Bus driver hits the big 6-1

Posted on June 1, 2007

Dale Hanson, a bus driver for South Hamilton Community School District in Jewell, Iowa, knows how it feels to hit the big 6-0. He did it last year. This year he posted the big 6-1 — that's 61 years behind the wheel of a school bus.

Hanson, 80, began driving a bus at age 17 in 1943. He originally drove buses for the town of Stanhope, Iowa. In the 1960s, four towns — Stanhope, Jewell, Ellsworth and Randall — consolidated their schools and became the South Hamilton Community School District. "I've been with them ever since," Hanson says.

Driving school buses runs in Hanson's family. His parents pulled children to school with a team of horses and a wagon, he explains, and his wife, son, brother, two brothers-in-law and a nephew have also worked as school bus drivers.

Hanson started driving when he was a junior in high school. Because of World War II, there was a shortage of drivers, so schools were allowing high school students to become drivers.

After he graduated from high school in 1945, Hanson was drafted into the Army and spent 19 months in service. He went back to bus driving when he got out in April of 1947, he says, and continued for another 57 years. Even when Hanson ran his own farming operation from 1960 to 1995, he continued to work as a driver to supplement his income.

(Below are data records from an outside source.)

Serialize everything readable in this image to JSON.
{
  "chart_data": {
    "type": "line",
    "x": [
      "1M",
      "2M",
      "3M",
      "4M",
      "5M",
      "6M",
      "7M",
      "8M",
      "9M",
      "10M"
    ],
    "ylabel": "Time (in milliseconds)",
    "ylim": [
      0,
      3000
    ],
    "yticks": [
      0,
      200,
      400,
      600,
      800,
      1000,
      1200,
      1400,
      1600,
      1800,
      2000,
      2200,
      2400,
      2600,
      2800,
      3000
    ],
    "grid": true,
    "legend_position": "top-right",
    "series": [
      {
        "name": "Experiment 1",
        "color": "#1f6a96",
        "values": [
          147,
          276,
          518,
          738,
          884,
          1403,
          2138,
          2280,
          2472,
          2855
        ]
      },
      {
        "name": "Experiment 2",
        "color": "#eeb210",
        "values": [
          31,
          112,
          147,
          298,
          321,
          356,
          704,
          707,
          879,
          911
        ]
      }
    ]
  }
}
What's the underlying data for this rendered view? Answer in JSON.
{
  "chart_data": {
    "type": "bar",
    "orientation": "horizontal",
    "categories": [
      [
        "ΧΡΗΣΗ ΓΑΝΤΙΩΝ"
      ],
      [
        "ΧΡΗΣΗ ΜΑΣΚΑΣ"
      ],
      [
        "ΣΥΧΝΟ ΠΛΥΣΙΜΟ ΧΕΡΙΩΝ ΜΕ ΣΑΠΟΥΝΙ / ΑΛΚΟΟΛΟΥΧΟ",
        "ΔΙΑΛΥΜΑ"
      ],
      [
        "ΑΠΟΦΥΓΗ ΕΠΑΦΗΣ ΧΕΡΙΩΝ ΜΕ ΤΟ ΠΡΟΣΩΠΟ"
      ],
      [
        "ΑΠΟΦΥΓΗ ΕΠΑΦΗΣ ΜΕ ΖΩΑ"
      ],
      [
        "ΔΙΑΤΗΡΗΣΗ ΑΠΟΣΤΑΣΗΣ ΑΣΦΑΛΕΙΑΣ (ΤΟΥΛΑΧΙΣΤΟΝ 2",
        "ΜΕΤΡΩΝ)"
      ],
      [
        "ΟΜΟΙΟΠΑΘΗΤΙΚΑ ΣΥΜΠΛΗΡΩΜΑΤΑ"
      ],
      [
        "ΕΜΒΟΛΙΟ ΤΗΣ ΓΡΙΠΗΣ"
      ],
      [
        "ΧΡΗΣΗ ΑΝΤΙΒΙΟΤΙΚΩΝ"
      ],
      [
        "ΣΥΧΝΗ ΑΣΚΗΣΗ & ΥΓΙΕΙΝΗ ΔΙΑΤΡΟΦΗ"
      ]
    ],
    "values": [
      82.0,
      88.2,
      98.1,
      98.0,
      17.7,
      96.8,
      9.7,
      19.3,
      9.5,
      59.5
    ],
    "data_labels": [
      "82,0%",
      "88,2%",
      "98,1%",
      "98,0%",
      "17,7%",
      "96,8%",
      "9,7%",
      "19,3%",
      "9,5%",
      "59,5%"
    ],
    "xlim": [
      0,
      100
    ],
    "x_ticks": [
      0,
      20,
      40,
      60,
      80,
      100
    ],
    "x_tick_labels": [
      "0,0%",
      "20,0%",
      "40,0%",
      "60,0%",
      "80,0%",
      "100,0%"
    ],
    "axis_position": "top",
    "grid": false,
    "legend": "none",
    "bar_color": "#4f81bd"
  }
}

Over the years, Hanson says he has driven three generations of South Hamilton's children. Besides improvements in bus quality, another significant change he observed is in the kids' attitudes, particularly after the district was consolidated. "For a little bit, there was a little friction between the town kids and country kids," says Hanson. But eventually they realized they had to get along, he says.

The children are Hanson's favorite part of the job. He says he made it a point to greet them as they got on the bus in the morning and when they got off in the afternoon. "They would thank me for the rides," he says. "And then you'd have a lot of these little kindergarten and first grade children. They would stop and give me a hug and say, 'I love you, Dale.'"

When asked to describe Hanson's record at the district, Transportation Director Harold Anderson says he was an excellent driver and is very dependable, seldom missing a day during the school year. "Basically, he had no accidents," Anderson says. "He may have hit a mailbox one time in a turnaround, but that's all."

In his retirement, Hanson plans to keep driving — but behind the wheel of a riding mower rather than a bus. He owns and maintains an acre of land in the country and says that mowing there and for a neighbor will keep him busy through the summer.

Hanson's last day was May 30. He was scheduled to honored at an event held by the school district to celebrate all of the year's retirees.